Vendors design their systems or products to assist dealers with certain aspects of their operations. Those systems usually include reporting suites that provide insight into how well the system is being used to drive that aspect of the operation, but in the end, it’s all about the data! In most if not all instances, these data points are the same except for a few deviations or idiosyncrasies of a particular vendor. Rather than force vendors to rewrite software or make dramatic changes, funneling data through a standardization clearinghouse solves the problem.
Dealers want to maintain control of their data as well as choice and autonomy when it comes to making decisions about which vendors to use. With ownership consolidation increasing at a brisk pace, many dealer groups use the same systems across multiple stores or franchises. When an OEM stipulates that one vendor must be used exclusively, and that vendor is not something that a dealer group uses across their entire platform, the resulting disruption causes significant friction.
It’s time for everyone to come together and agree on a standardized data convention that is funneled through a clearinghouse of sorts that ultimately facilitates the production of reporting in real-time that can provide uniform or customizable insight into how things are functioning. When this happens, software vendors and OEMs can design their systems to funnel customer data, transaction data, or operational data via real-time bi-directional API through this clearinghouse where it can be mapped to conform to the way the user on the other end wants to use it. Data visualization companies like Tableau and Jedox thrive at doing things like this for countless companies of all sizes. Furthermore, this would go a long way toward addressing concerns related to customer data privacy and enhance the ability of all stakeholders to comply with the different data privacy standards of all 50 states.

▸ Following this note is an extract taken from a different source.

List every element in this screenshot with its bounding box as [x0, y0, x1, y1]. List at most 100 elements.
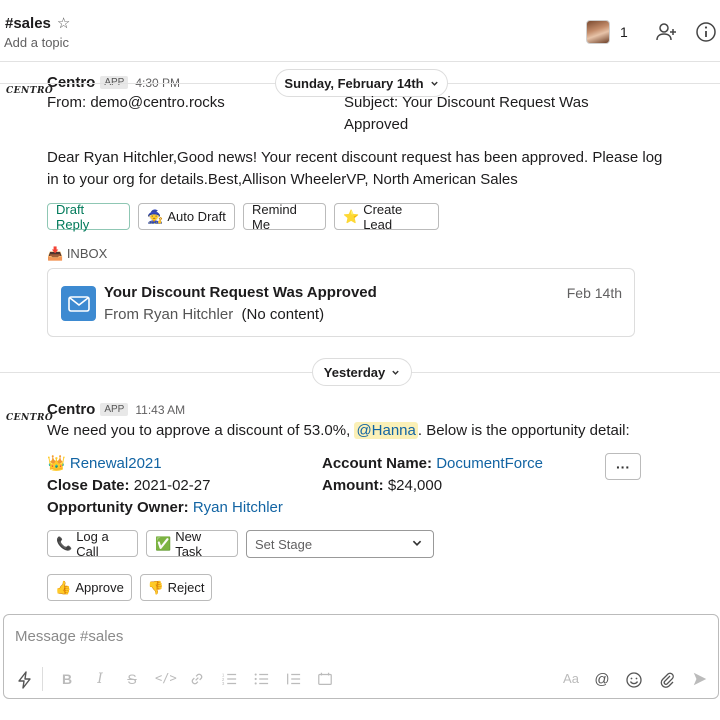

The lynchpin to making this happen is getting representatives from all stakeholders in one room to devise our industry’s standards for how data is to be shared and disseminated. This is a massive undertaking, but it’s a worthwhile endeavor to ensure that our industry continues to innovate and thrive without picking winners and losers because of closed source environments. As the notorious IBM whitepaper about the Evolution of the API Economy famously stated, it’s time for our industry to begin “adopting new business models to drive future innovation.” A standardized data convention and clearinghouse would go a long way towards helping us achieve that goal.